Área de Química Física, Universidad de Almería, Crta. de Sacramento s/n, 04120 Almería, Spain.
Chembiochem. 2012 Jul 23;13(11):1594-604. doi: 10.1002/cbic.201200210. Epub 2012 Jun 27.
Human glutathione S-transferase P1-1 (hGST P1-1) is involved in cell detoxification processes through the conjugation of its natural substrate, reduced glutathione (GSH), with xenobiotics. GSTs are known to be overexpressed in tumors, and naturally occurring isothiocyanates, such as benzyl isothiocyanate (BITC), are effective cancer chemopreventive compounds. To identify and characterize the potential inhibitory mechanisms of GST P1-1 induced by isothiocyanate conjugates, we studied the binding of GST P1-1 and some cysteine mutants to the BITC-SG conjugate as well as to the synthetic S-(N-benzylcarbamoylmethyl)glutathione conjugate (BC-SG). We report here the inactivation of GST P1-1 through the covalent modification of two Cys47 residues per dimer and one Cys101. The evidence has been compiled by isothermal titration calorimetry (ITC) and electrospray ionization mass spectrometry (ESI-MS). ITC experiments suggest that the BITC-SG conjugate generates adducts with Cys47 and Cys101 at physiological temperatures through a corresponding kinetic process, in which the BITC moiety is covalently bound to these enzyme cysteines through an S-thiocarbamoylation reaction. ESI-MS analysis of the BITC-SG incubated enzymes indicates that although the Cys47 in each subunit is covalently attached to the BITC ligand moiety, only one of the Cys101 residues in the dimer is so attached. A plausible mechanism is given for the emergence of inactivation through the kinetic processes with both cysteines. Likewise, our molecular docking simulations suggest that steric hindrance is the reason why only one Cys101 per dimer is covalently modified by BITC-SG. No covalent inactivation of GST P1-1 with the BC-SG inhibitor has been observed. The affinities and inhibitory potencies for both conjugates are high and very similar, but slightly lower for BC-SG. Thus, we conclude that the presence of the sulfur atom from the isothiocyanate moiety in BITC-SG is crucial for its irreversible inhibition of GST P1-1.

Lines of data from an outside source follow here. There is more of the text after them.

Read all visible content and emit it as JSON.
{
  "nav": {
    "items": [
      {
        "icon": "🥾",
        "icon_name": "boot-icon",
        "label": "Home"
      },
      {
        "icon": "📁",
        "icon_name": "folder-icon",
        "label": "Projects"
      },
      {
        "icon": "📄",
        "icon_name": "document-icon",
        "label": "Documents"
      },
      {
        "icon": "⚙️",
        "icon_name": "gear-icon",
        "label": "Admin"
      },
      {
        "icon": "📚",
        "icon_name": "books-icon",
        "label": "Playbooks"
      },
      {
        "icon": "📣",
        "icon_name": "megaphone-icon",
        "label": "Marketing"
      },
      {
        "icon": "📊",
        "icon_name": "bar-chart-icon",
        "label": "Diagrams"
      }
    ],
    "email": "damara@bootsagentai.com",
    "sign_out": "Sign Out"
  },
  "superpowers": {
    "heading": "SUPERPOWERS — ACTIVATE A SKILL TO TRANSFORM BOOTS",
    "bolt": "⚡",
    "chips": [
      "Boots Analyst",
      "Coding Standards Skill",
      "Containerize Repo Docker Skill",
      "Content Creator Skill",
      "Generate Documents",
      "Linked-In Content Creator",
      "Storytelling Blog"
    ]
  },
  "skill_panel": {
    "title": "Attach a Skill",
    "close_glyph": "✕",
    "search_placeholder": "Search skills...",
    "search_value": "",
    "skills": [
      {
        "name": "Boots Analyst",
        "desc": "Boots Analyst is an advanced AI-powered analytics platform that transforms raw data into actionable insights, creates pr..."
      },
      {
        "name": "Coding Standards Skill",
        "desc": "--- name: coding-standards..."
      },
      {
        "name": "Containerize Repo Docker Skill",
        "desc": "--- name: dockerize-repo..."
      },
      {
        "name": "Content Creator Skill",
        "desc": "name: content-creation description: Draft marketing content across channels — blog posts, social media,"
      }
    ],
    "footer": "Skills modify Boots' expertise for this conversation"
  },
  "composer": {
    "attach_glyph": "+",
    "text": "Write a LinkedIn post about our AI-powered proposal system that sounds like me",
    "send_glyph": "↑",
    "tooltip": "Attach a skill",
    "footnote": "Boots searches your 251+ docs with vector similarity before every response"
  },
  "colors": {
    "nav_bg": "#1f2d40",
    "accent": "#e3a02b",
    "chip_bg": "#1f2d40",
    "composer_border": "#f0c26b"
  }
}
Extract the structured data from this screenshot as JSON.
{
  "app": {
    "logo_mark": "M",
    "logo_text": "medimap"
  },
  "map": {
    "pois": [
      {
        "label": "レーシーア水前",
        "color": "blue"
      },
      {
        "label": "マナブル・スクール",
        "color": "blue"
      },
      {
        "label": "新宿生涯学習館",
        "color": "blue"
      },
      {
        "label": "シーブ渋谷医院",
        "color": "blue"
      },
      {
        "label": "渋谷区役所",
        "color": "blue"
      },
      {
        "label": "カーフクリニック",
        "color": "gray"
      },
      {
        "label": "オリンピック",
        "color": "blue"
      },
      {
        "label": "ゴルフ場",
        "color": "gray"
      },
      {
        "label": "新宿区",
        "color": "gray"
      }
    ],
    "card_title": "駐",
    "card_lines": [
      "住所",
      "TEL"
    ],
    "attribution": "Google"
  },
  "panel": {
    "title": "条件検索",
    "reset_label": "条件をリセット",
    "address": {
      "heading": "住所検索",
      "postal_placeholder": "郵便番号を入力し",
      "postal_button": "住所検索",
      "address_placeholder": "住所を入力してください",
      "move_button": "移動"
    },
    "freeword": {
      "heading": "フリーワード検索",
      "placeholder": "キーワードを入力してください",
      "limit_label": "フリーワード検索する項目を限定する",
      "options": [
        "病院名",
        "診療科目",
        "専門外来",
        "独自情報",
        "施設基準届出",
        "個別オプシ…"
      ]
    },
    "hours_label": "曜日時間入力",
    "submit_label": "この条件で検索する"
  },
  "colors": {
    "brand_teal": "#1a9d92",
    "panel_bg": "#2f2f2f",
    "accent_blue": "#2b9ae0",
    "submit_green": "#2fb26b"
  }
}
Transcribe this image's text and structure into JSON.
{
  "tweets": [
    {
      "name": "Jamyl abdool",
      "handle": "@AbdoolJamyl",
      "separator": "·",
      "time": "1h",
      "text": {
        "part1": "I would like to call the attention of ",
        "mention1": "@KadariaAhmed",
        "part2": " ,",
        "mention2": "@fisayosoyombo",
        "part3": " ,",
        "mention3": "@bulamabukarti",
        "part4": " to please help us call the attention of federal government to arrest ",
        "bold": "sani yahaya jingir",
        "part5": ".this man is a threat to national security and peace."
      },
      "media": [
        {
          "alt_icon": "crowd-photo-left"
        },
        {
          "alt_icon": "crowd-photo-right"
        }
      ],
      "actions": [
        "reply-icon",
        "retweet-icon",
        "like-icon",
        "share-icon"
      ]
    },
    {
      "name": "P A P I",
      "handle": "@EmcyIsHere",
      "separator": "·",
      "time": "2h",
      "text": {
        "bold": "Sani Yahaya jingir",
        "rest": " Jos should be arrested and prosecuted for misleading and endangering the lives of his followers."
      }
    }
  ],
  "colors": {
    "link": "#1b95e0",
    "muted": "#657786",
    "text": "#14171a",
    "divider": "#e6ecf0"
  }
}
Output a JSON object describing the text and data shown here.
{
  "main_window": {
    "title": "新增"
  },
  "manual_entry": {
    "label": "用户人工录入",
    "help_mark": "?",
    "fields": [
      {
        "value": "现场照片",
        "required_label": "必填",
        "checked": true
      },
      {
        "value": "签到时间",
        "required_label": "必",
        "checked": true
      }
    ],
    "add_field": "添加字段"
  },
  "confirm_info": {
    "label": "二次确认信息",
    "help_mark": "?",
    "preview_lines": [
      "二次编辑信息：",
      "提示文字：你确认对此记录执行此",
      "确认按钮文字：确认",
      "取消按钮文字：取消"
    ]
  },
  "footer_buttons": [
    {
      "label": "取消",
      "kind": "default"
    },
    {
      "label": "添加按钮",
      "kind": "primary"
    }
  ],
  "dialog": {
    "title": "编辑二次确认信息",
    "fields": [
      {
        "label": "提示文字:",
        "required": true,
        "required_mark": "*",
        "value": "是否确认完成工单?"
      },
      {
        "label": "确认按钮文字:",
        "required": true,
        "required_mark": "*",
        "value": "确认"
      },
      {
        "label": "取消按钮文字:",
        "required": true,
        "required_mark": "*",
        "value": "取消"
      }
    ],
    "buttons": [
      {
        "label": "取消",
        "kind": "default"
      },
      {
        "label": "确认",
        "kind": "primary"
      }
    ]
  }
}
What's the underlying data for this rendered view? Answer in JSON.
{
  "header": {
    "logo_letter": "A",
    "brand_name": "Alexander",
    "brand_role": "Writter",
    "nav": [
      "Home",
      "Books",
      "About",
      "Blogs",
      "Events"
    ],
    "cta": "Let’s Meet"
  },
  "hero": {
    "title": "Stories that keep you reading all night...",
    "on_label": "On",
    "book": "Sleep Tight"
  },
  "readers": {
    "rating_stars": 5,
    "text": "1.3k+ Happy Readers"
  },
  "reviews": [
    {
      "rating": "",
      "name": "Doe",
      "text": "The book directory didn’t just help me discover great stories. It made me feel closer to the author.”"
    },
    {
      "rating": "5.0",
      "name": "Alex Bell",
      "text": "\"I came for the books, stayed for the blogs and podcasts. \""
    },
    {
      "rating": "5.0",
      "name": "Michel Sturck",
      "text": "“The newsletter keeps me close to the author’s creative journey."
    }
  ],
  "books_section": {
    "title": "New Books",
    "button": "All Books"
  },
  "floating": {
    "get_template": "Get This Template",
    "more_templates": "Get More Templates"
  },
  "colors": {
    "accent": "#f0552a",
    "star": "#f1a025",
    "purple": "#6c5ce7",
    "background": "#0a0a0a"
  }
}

人谷胱甘肽 S-转移酶 P1-1(hGST P1-1)通过将其天然底物还原型谷胱甘肽(GSH)与外源性化学物质缀合,参与细胞解毒过程。 GST 在肿瘤中表达过度,而天然存在的异硫氰酸酯,如苄基异硫氰酸酯(BITC),是有效的癌症化学预防化合物。为了鉴定和表征异硫氰酸酯缀合物诱导的 GST P1-1 的潜在抑制机制,我们研究了 GST P1-1 与一些半胱氨酸突变体与 BITC-SG 缀合物以及合成的 S-(N-苄基氨基甲酰基甲基)谷胱甘肽缀合物(BC-SG)的结合。我们在这里报告 GST P1-1 通过二聚体每个二聚体的两个 Cys47 残基和一个 Cys101 的共价修饰而失活。通过等温滴定量热法(ITC)和电喷雾电离质谱(ESI-MS)收集了证据。 ITC 实验表明,BITC-SG 缀合物在生理温度下通过相应的动力学过程与 Cys47 和 Cys101 生成加合物,其中 BITC 部分通过 S-硫代氨甲酰化反应与这些酶半胱氨酸共价结合。 BITC-SG 孵育酶的 ESI-MS 分析表明,尽管每个亚基的 Cys47 都与 BITC 配体部分共价连接,但二聚体中的仅一个 Cys101 残基与之连接。给出了通过两个半胱氨酸的动力学过程出现失活的合理机制。同样,我们的分子对接模拟表明,空间位阻是 BITC-SG 仅使每个二聚体的一个 Cys101 残基发生共价修饰的原因。没有观察到 GST P1-1 与 BC-SG 抑制剂的共价失活。两种缀合物的亲和力和抑制效力均很高且非常相似,但 BC-SG 略低。因此,我们得出结论,BITC-SG 中异硫氰酸酯部分的硫原子对于其对 GST P1-1 的不可逆抑制至关重要。